UN PRIMO PASSO POSITIVO, MA SERVONO REGOLE PIU’ CHIARE E TUTELE SPECIFICHE
Per la prima volta nel contratto nazionale della scuola vengono introdotte regole sull’intelligenza artificiale. La bozza della parte normativa del CCNL Istruzione e Ricerca 2025-2027, ancora al centro del confronto tra ARAN e organizzazioni sindacali, dedica diversi articoli all’IA, definendone principi, garanzie e limiti. Dalla trasparenza degli algoritmi al divieto di decisioni esclusivamente automatizzate, fino alla formazione del personale e al ruolo della contrattazione, il contratto prova a governare una trasformazione già in corso.
COSA PREVEDONO GLI ARTICOLI 17, 18 E 19
L’articolo 17 stabilisce i principi generali: i sistemi di IA dovranno essere sicuri, affidabili e trasparenti. Prima di introdurli, le scuole saranno tenute a informare i sindacati sulle finalità, sulle modalità di utilizzo, sui dati trattati e sui possibili effetti sull’organizzazione del lavoro. Lo stesso articolo affida inoltre alla contrattazione il compito di affrontare le ricadute dell’IA sulla qualità del lavoro, sulle professionalità e sulla libertà di insegnamento.

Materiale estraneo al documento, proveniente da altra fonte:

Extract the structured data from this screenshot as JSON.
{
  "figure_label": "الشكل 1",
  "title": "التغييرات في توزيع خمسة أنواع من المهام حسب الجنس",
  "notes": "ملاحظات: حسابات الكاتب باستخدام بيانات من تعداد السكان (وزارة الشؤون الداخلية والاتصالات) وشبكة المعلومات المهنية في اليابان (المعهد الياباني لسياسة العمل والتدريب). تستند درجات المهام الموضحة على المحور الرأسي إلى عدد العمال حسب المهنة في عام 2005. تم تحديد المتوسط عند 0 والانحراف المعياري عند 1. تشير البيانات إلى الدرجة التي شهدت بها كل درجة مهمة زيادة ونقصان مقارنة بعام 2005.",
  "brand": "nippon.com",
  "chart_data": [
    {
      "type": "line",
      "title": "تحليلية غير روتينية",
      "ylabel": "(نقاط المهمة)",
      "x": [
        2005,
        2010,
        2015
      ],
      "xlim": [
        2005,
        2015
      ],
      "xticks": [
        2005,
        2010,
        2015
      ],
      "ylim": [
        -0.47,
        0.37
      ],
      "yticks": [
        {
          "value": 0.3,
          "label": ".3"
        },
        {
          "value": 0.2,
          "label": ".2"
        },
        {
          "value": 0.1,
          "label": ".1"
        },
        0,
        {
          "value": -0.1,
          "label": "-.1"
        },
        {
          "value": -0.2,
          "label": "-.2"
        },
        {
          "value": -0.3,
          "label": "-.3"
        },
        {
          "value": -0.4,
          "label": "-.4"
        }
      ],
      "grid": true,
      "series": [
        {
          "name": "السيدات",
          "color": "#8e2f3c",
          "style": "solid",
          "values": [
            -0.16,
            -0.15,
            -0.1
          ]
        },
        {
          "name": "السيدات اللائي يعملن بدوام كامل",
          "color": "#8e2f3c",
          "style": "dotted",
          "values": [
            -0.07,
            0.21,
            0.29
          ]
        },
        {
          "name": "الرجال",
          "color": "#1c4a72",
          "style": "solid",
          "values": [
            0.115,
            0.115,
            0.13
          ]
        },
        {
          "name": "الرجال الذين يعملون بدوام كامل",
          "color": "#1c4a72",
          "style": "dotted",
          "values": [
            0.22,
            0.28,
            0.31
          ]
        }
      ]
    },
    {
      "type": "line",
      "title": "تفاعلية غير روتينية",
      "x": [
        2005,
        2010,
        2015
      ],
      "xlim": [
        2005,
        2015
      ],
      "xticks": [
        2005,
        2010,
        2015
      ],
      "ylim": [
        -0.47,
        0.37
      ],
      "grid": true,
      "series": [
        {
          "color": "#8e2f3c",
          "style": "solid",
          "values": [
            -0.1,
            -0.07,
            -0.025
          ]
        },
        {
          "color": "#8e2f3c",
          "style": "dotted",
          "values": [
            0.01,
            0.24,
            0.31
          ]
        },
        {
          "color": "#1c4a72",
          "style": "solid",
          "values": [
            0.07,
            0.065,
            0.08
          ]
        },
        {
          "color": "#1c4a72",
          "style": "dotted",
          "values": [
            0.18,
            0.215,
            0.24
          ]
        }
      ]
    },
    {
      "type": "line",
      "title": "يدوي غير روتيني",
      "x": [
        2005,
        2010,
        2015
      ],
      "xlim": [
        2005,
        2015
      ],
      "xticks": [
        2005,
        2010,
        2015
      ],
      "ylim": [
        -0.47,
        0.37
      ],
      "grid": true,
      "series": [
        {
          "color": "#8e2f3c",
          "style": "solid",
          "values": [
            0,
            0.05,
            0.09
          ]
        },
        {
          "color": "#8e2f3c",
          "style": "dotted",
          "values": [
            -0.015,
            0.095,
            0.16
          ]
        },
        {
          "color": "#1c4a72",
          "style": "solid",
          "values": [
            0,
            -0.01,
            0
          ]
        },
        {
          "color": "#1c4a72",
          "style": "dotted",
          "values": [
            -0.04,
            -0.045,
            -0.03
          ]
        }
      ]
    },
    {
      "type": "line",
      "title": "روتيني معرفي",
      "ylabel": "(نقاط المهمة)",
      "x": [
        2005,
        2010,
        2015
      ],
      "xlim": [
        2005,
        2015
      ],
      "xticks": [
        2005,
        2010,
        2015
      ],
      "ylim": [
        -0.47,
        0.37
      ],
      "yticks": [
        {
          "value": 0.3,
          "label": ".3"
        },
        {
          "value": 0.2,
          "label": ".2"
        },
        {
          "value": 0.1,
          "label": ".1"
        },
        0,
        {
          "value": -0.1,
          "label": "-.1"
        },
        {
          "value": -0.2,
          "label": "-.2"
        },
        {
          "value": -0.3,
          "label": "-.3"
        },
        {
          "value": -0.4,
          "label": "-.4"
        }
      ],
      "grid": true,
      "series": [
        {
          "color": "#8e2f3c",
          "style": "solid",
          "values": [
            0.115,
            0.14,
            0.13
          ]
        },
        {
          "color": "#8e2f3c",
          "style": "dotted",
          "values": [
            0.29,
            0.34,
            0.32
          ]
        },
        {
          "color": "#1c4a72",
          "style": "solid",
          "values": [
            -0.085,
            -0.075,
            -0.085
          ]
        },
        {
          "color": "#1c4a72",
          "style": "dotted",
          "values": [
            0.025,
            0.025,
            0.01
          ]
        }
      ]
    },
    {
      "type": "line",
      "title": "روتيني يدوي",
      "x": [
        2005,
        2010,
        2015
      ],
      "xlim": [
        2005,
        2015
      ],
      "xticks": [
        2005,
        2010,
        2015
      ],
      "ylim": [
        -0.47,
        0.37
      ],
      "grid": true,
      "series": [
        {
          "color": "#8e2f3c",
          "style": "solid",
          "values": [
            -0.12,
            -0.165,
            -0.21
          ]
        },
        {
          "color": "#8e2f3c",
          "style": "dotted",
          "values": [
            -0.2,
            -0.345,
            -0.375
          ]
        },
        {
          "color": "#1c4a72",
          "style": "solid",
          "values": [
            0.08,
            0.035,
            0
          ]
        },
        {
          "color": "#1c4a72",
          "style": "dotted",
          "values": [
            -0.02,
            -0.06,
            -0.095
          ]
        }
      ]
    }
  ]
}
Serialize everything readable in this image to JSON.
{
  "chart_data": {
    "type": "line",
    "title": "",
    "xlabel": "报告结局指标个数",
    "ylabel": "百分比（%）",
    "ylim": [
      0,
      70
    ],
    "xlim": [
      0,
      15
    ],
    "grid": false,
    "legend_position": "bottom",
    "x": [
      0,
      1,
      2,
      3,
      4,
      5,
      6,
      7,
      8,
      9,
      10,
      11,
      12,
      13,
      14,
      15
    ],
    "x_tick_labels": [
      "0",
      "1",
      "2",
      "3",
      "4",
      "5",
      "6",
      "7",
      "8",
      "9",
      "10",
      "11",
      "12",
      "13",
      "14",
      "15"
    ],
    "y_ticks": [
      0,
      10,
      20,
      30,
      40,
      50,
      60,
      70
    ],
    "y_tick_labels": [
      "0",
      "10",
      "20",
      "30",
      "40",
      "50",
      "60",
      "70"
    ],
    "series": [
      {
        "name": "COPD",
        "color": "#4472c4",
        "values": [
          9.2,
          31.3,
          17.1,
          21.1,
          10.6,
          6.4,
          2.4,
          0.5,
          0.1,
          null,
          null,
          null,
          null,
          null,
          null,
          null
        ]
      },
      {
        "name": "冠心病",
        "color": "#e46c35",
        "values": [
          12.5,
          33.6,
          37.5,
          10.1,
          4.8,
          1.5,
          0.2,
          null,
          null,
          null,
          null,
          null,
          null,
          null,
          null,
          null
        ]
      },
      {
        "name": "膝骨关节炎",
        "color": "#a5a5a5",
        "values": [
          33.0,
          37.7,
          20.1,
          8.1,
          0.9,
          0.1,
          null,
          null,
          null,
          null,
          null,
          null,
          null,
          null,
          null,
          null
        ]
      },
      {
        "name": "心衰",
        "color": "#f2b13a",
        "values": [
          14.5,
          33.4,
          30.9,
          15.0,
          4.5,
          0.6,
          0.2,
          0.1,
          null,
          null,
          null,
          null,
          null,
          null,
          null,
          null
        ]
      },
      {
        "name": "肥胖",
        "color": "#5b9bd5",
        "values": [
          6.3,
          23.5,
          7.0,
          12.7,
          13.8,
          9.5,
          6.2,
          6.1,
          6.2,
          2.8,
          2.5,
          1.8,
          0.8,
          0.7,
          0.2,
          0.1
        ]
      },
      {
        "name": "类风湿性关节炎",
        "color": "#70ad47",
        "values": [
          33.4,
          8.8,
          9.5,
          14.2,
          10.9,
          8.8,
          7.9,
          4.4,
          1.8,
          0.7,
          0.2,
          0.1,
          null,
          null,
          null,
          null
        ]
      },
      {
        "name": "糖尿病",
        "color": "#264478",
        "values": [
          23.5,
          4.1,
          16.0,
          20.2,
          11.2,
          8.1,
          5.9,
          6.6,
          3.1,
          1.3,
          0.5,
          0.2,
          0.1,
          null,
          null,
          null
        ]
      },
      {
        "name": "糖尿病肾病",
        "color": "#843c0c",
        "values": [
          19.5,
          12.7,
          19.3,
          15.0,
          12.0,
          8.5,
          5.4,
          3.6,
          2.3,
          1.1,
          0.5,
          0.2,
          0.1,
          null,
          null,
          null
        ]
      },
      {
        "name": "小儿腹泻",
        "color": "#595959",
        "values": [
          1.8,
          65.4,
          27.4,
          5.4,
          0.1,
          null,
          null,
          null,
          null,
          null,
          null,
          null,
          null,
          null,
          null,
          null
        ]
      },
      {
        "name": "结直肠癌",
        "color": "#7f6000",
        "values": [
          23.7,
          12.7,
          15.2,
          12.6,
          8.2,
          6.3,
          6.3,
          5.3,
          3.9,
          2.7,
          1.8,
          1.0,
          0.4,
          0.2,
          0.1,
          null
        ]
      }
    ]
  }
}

L’articolo 18 introduce le principali garanzie per il personale. L’intelligenza artificiale non potrà prendere il posto degli insegnanti nelle decisioni più delicate e richiama la libertà di insegnamento dei docenti tra i principi da salvaguardare. I lavoratori avranno inoltre il diritto di conoscere i criteri con cui operano i sistemi di IA e la responsabilità finale delle decisioni resterà in capo ai dirigenti.
L’articolo 19, infine, prevede percorsi di formazione per il personale e affida all’Organismo paritetico per l’innovazione il compito di monitorarne gli effetti sull’organizzazione del lavoro e sulle professionalità.
LA SPECIFICITA’ DELLA SCUOLA
I principi introdotti nella bozza rappresentano un passo avanti, ma non sono ancora sufficienti. La scuola non è un’amministrazione pubblica come le altre: la relazione educativa, la libertà di insegnamento e l’autonomia professionale del personale richiedono garanzie specifiche.
PRIVACY, BUROCRAZIA E FORMAZIONE
Le richieste avanzate dalla UIL Scuola riguardano diversi aspetti destinati ad assumere un peso crescente nei prossimi anni. Il primo è la tutela dei dati personali degli studenti, soprattutto dei minori. L’utilizzo sempre più diffuso di piattaforme basate sull’intelligenza artificiale rende necessario definire garanzie specifiche per il trattamento delle informazioni, evitando utilizzi impropri o forme di profilazione incompatibili con il diritto alla riservatezza.
Il secondo riguarda l’organizzazione del lavoro. Ogni innovazione promette di semplificare le attività. Ma non sempre accade. E’ necessario che l’introduzione dell’intelligenza artificiale non determini un incremento della burocrazia, del carico di lavoro o delle attività amministrative a carico del personale.
Infine, c’è il tema della formazione. La bozza si limita ad affermare che le amministrazioni assicureranno adeguati percorsi formativi sull’utilizzo dell’intelligenza artificiale, senza però definire tempi, modalità organizzative, risorse dedicate e svolgimento in orario di servizio.
Su questo punto, il contratto può essere migliorato: la formazione deve essere un diritto del personale, sostenuta da adeguati finanziamenti e non può trasformarsi in un ulteriore carico di lavoro o in un onere economico a carico dei lavoratori.
Un primo passo positivo, quindi, ma servono regole più chiare e tutele specifiche.